Verfassungsgerichtshof billigt Stimmkreisreform
Der Bayerische Verfassungsgerichtshof hat Klagen gegen die Stimmkreisreform abgelehnt. Damit entsendet Oberbayern in Zukunft zwei Abgeordnete mehr in den Landtag.
Oberfranken und die Oberpfalz müssen sich endgültig mit je einem Landtagsmandat weniger begnügen. Der Bayerische Verfassungsgerichtshof hat mehrere Popularklagen gegen die Neueinteilung der Landtags-Stimmkreise abgewiesen, unter anderem der Grünen sowie der Landkreise Kulmbach und Wunsiedel. Die Stimmkreisreform verstoße nicht gegen die Bayerische Verfassung, entschieden die Richter am Donnerstag.
Oberbayern erhält die überzähligen Mandate
Damit bleibt es bei der beschlossenen Verringerung der Zahl der Landtagsmandate in der Oberpfalz und in Oberfranken von jeweils 17 auf 16 - im Gegenzug bekommt das bevölkerungsreiche Oberbayern zwei Mandate hinzu.
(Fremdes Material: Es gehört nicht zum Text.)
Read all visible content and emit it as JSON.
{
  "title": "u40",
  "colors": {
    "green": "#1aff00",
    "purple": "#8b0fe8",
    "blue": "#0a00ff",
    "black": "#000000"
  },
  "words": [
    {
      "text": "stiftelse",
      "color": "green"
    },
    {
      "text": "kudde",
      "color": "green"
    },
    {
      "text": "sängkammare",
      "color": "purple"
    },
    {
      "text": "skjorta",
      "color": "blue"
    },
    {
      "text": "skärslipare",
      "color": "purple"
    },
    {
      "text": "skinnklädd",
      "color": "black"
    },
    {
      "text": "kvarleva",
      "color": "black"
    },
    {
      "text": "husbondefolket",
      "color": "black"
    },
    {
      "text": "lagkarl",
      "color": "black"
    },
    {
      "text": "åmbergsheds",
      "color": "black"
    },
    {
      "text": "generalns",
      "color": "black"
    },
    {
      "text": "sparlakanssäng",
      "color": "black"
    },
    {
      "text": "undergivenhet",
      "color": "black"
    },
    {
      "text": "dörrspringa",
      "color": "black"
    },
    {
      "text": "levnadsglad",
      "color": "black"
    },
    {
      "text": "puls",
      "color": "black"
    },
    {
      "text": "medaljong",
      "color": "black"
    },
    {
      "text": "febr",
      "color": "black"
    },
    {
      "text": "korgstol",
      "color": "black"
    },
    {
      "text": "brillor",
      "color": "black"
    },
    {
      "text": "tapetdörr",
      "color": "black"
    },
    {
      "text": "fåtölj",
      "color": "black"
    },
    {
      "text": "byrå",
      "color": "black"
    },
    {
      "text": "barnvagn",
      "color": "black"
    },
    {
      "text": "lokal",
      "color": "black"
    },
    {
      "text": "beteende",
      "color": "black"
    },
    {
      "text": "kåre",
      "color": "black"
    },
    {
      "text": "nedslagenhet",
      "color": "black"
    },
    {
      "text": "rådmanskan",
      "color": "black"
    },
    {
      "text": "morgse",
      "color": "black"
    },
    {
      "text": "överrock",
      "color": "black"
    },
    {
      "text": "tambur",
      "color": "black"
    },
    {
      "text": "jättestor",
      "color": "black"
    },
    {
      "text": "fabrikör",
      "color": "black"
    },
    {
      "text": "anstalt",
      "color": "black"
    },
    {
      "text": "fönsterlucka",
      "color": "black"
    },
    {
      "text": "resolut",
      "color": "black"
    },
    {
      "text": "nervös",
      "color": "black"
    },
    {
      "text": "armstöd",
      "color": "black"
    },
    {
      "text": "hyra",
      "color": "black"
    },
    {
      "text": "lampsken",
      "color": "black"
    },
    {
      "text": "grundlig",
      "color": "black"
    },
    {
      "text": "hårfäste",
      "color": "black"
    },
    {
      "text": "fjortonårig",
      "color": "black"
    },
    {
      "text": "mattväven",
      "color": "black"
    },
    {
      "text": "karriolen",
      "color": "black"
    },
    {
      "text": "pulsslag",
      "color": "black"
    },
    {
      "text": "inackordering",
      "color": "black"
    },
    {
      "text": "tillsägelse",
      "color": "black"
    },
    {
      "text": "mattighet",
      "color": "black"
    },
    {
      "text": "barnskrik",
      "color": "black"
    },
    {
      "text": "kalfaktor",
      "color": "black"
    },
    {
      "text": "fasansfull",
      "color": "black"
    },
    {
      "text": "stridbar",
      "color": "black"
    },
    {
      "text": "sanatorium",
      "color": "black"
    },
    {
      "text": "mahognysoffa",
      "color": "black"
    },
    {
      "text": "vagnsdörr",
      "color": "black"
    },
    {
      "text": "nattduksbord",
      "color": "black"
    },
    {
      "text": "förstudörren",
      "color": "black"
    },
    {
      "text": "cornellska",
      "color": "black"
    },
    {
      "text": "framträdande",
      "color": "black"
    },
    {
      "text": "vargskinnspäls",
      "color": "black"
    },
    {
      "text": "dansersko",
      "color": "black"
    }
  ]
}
Auch die Zusammenlegung der beiden Stimmkreise Kulmbach und Wunsiedel ist laut Urteil mit der Bayerischen Verfassung vereinbar. Die Kläger reagierten enttäuscht, Bayerns Innenminister Joachim Herrmann (CSU) zeigte sich erfreut.
Gerichtspräsident Karl Huber sagte, der Grundsatz der Wahlgleichheit werde durch die Stimmkreisreform nicht verletzt - die Klagen seien deshalb unbegründet. Der Gesetzgeber habe wegen des Bevölkerungsrückgangs in Oberfranken und der Oberpfalz und wegen des Zuwachses in Oberbayern handeln müssen. Zudem habe der Gesetzgeber bei der Zusammenlegung der Stimmkreise Kulmbach und Wunsiedel seinen Beurteilungsspielraum nicht überschritten.
Der Landtag hatte die Reform im vergangenen Herbst beschlossen - nach langem Tauziehen innerhalb der schwarz-gelben Koalition. Die neue Aufteilung gilt von der Landtagswahl im Herbst 2013 an.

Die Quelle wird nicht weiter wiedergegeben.